Even poor Henderson, cops
lingering in his apartment, wife
strangled, recalls a hat no one
will corroborate, reduced to:  
"Maybe I only imagined that
woman."  Hats like nobody's
business, blatant, yet universal,
real, if fanciful, with a credit of
its own. Chapeau-noir worn at 
a non-existent angle by Jack, his
psychopathic pal. A euphemism
for bonkers? If not those who 
bonk? Like Kansas, the secretary 
not the state, more than a match 
for Cliff, the drummer not the
precipice, who, having absconded 
with Jack's money, paradiddles 
himself into a frenzy. More 
perturbing is that fucking cop, 
Burgess, who, like a spit-roasted
Republican switches sides with  
the flimsiest of alibis. Perhaps it's 
the heat, back when courtroom 
settings had not yet been turned 
into  series of air-conditioned 
nightmares. No sweat, but saturated 
shadows and oblique confrontations. 
None so unsettling as Burgess's reply 
to Jack's suggestion- self-flattery, of 
course- that the killer might well be 
genius. "No," says Burgess, "he's 
paranoic. It's not how a man looks, 
but how his mind works. Some day 
we'll have the sense to train the mind 
like we train the body." To which one 
might reply, if the hat fits, why in the 
world would anyone want to wear it. 



















Point Blank (John Boorman, 1967)

If it really does all take place in his mind, had he, 
or the film, not been shot on AlcatrazOr turned 
to pulp by a literate projector (invented by E. 
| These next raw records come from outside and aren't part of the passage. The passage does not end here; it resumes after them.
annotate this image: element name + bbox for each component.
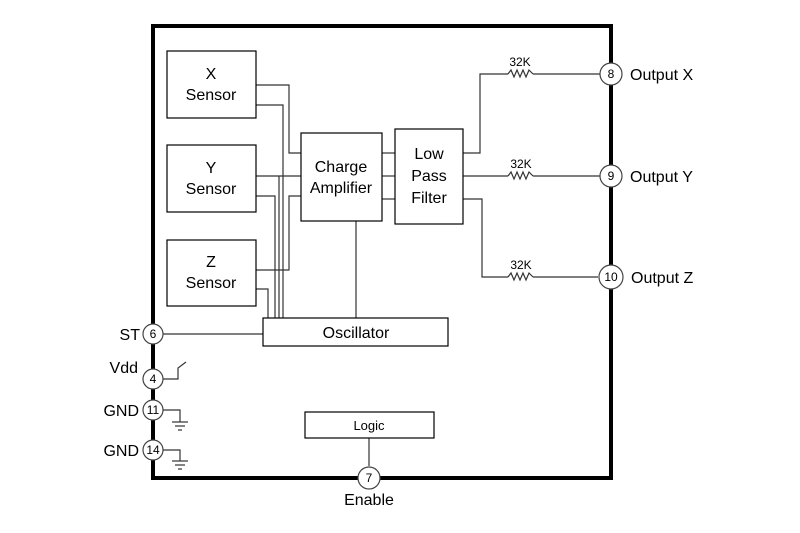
resistor-z-value: 32K [510,258,531,272]
svg-text:Oscillator: Oscillator [323,325,390,342]
svg-text:4: 4 [150,372,157,386]
resistor-x-symbol [507,68,534,79]
svg-text:6: 6 [150,327,157,341]
ground-symbol-2 [162,449,188,470]
svg-text:10: 10 [604,270,618,284]
pin-st: 6 ST [120,323,164,345]
svg-text:8: 8 [608,67,615,81]
pin-output-x: 8 Output X [599,62,693,86]
svg-text:Low: Low [414,146,444,163]
svg-text:Vdd: Vdd [110,360,138,377]
pin-enable: 7 Enable [344,466,394,509]
svg-text:Output Y: Output Y [630,169,693,186]
ground-symbol-1 [162,409,188,431]
pin-output-z: 10 Output Z [598,264,693,290]
resistor-y-value: 32K [510,157,531,171]
resistor-y-symbol [507,170,534,181]
svg-text:11: 11 [147,403,160,417]
low-pass-filter-block: Low Pass Filter [394,128,464,225]
x-sensor-block: X Sensor [166,50,257,119]
output-wires [463,73,600,278]
svg-text:9: 9 [608,169,615,183]
svg-text:Sensor: Sensor [186,87,237,104]
svg-text:Output X: Output X [630,67,693,84]
svg-text:Sensor: Sensor [186,275,237,292]
svg-text:Charge: Charge [315,159,368,176]
resistor-x-value: 32K [509,55,530,69]
svg-text:Amplifier: Amplifier [310,180,373,197]
svg-text:GND: GND [103,443,139,460]
pin-output-y: 9 Output Y [599,164,693,188]
chip-outline [151,24,613,480]
oscillator-block: Oscillator [262,317,449,347]
svg-text:7: 7 [366,471,373,485]
charge-amplifier-block: Charge Amplifier [300,132,383,222]
svg-text:Pass: Pass [411,168,447,185]
pin-gnd-14: 14 GND [103,439,164,461]
sensor-wires [256,84,301,318]
z-sensor-block: Z Sensor [166,239,257,307]
svg-text:X: X [206,66,217,83]
vdd-symbol [162,361,187,380]
svg-text:Output Z: Output Z [631,270,693,287]
svg-text:GND: GND [103,403,139,420]
logic-block: Logic [304,411,435,439]
svg-text:14: 14 [146,443,160,457]
resistor-z-symbol [507,271,534,282]
svg-text:Z: Z [206,254,216,271]
svg-text:Sensor: Sensor [186,181,237,198]
svg-text:Enable: Enable [344,492,394,509]
pin-vdd: 4 Vdd [110,360,164,390]
svg-text:ST: ST [120,327,141,344]
amp-filter-wires [355,152,395,318]
svg-text:Logic: Logic [353,418,385,433]
svg-text:Y: Y [206,160,217,177]
y-sensor-block: Y Sensor [166,144,257,213]
pin-gnd-11: 11 GND [103,399,164,421]
svg-text:Filter: Filter [411,190,447,207]
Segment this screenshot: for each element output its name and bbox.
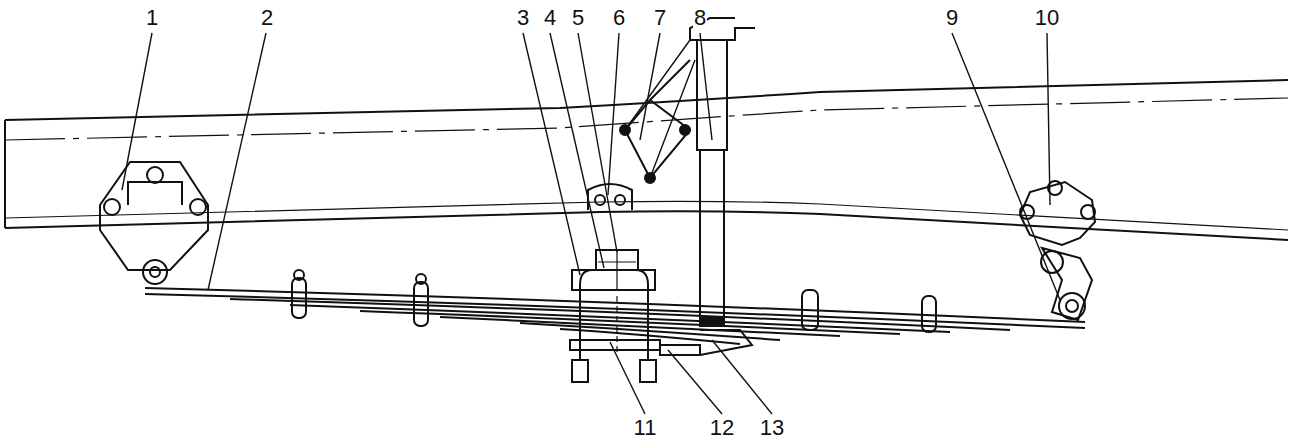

Dorn, circa 1970). "A dream, a dream." In a land 
of sleep-walkers, where only the exhausted will 
be culpable and insomniacs reign supreme. Every-one else, irrelevant or speed-balling down the interstate. Riding shot-gun alongside bevy of
eroticised women, their eyeballs drawing circles, 
drugged, then examined for flaws. A tin ear for 
Walker's footsteps echoing through LAXplanes 
whining like badly educated mosquitoes. A woman's voice: “Can’t sleep, haven’t slept, keep taking 
pills, dreaming about you, how good it must be 
being dead.” What about that under-achieving 
nightclub waitress: "Walker, are you still alive?" Or Angie, switching on every produit blancecstatic 
under the sign of commodity fetishism, advising 
Walker, “Why don’t you just lie down and die.” No, not until he wreaks havoc on the corporate world: 
gangsters, outsourcers, accountants, and a car sales-
man. With glass partitioning the cruel from the 
sadistic, the kind from the  catatonic, and Walker 
from a freight train of thought. Through glass half-
empty, elliptical as a  Borgesian tango. Chasing 
shadow fading to all points blank, the money 
just yards away, untouched, a torch song turned 
to ashes, swept out in the mourning, this ghost of 
a chance, inherited hardboiled America forever.